It was March 1996 when, after entering number 662 Prinsengracht in Amsterdam, I first discovered floating. I was greeted by Madeleine Schill, who enthusiastically told me all about the qualities of floating. I have to confess, it was love at first sight… between me and the floating tank.
I was gripped by the feeling of deep relaxation that pervaded me after the floating session, as well as by the sensation that the world outside felt quiet and peaceful. It was as though snow had just fallen during the night and you were the first to walk along the canal through the virgin snow, while everybody was still tucked up in bed. Now, 18 years on, Koan Float, which relocated to Herengracht 321 in March 1997, is a renowned phenomenon for many an Amsterdammer looking for healing and relaxation. I was particularly captivated by the holistic qualities of floating, which combine so incredibly well with various other types of bodywork. This aspect is highlighted both by the name “Koan Float” and the “Enso” in Koan Float’s logo.
The meaning of “Koan”
A “Koan” is a spiritual paradox that cannot be solved by reason. Most of us are familiar with the famous Koan: “What is the sound of one hand clapping?” Resolving the problem can lead to profound spiritual insight and eventually to “enlightenment”. The floating tank can also help you in this process.
“What is the sound of one hand clapping?”
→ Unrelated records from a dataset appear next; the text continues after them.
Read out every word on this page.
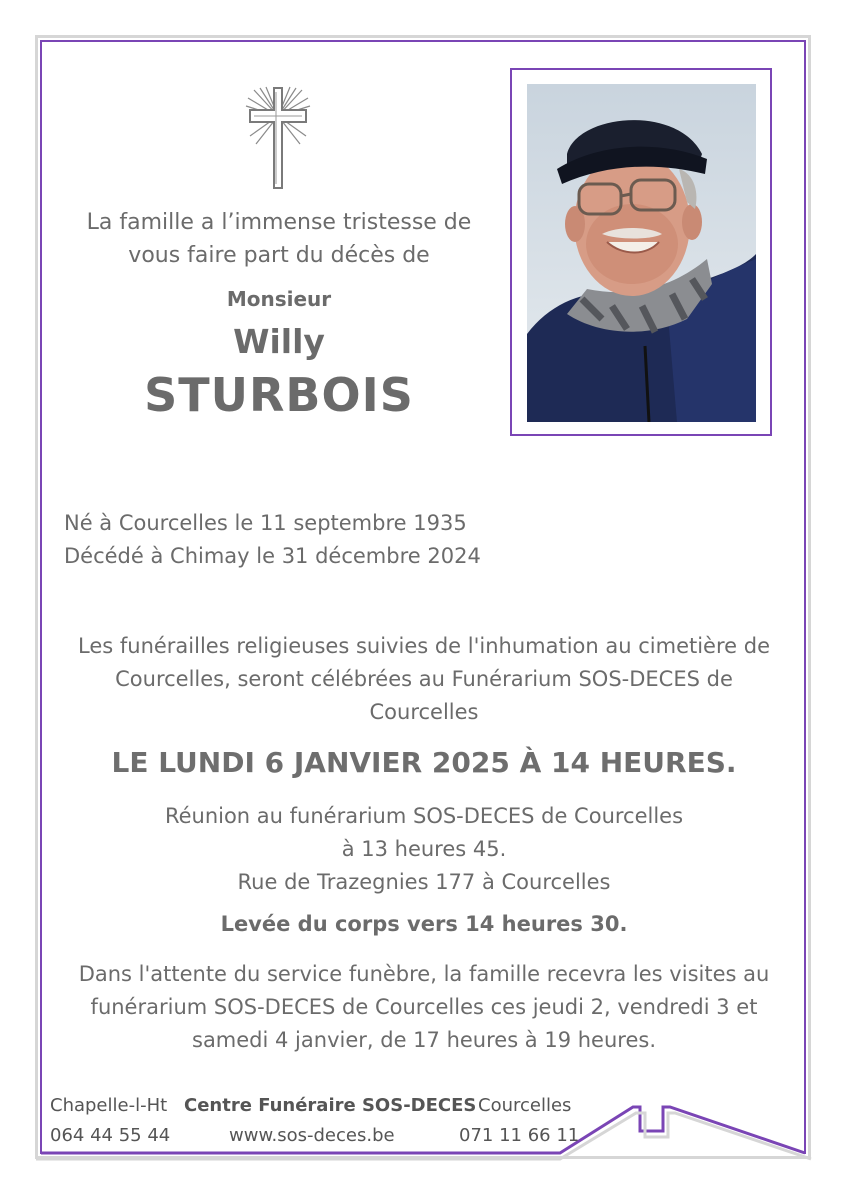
La famille a l’immense tristesse de
vous faire part du décès de
Monsieur
Willy
STURBOIS
Né à Courcelles le 11 septembre 1935
Décédé à Chimay le 31 décembre 2024
Les funérailles religieuses suivies de l'inhumation au cimetière de
Courcelles, seront célébrées au Funérarium SOS-DECES de
Courcelles
LE LUNDI 6 JANVIER 2025 À 14 HEURES.
Réunion au funérarium SOS-DECES de Courcelles
à 13 heures 45.
Rue de Trazegnies 177 à Courcelles
Levée du corps vers 14 heures 30.
Dans l'attente du service funèbre, la famille recevra les visites au
funérarium SOS-DECES de Courcelles ces jeudi 2, vendredi 3 et
samedi 4 janvier, de 17 heures à 19 heures.
Chapelle-l-Ht
064 44 55 44
Centre Funéraire SOS-DECES
www.sos-deces.be
Courcelles
071 11 66 11
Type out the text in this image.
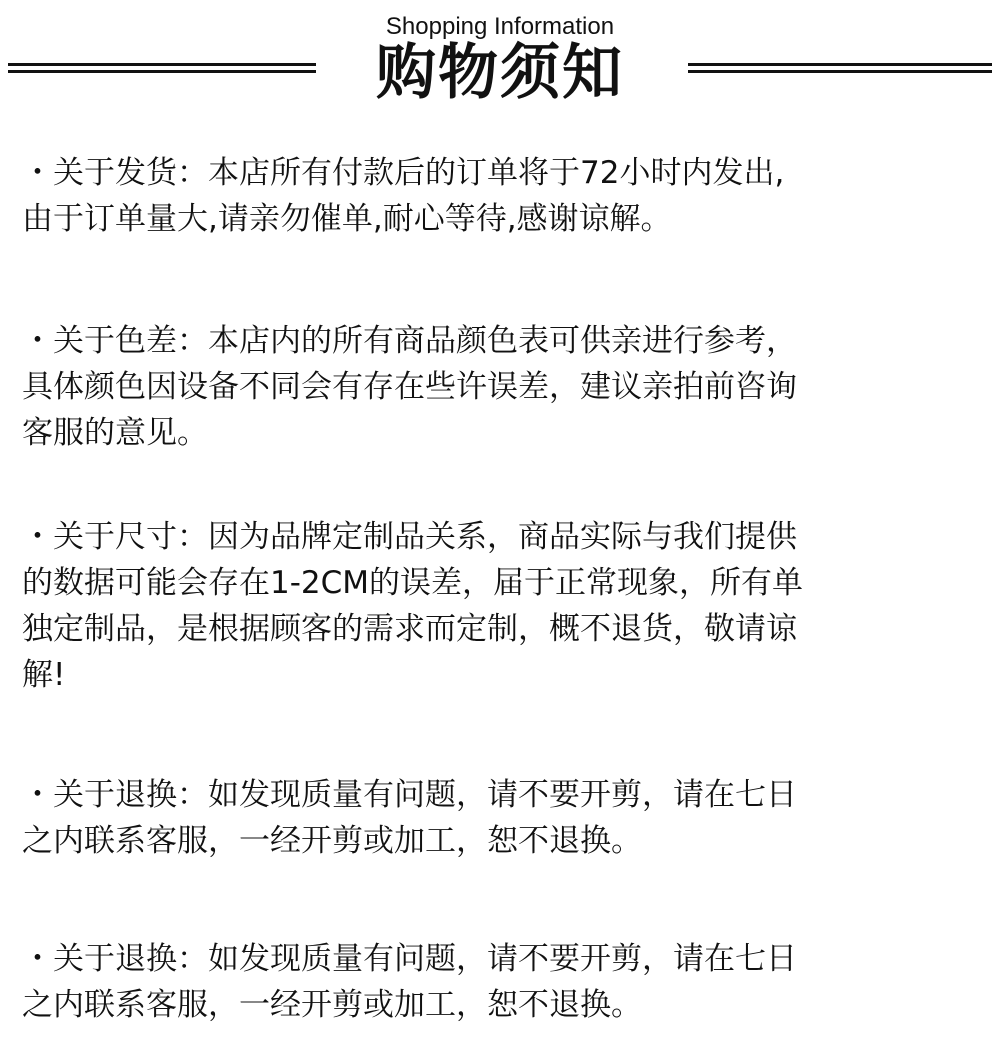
Shopping Information
购物须知
・关于发货：本店所有付款后的订单将于72小时内发出,
由于订单量大,请亲勿催单,耐心等待,感谢谅解。
・关于色差：本店内的所有商品颜色表可供亲进行参考，
具体颜色因设备不同会有存在些许误差，建议亲拍前咨询
客服的意见。
・关于尺寸：因为品牌定制品关系，商品实际与我们提供
的数据可能会存在1-2CM的误差，届于正常现象，所有单
独定制品，是根据顾客的需求而定制，概不退货，敬请谅
解!
・关于退换：如发现质量有问题，请不要开剪，请在七日
之内联系客服，一经开剪或加工，恕不退换。
・关于退换：如发现质量有问题，请不要开剪，请在七日
之内联系客服，一经开剪或加工，恕不退换。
An “Enso” is a circle drawn in one brush stroke and it symbolizes the perfection of each moment as it is. This means that we can let go of the never-ending desire for better and more, and, as it were, become one with just being in the moment.
Kazuaki Tanahashi, who created the enso in the Koan Float logo, said the following about floating: “It seems that floating is meditation without leg pain.”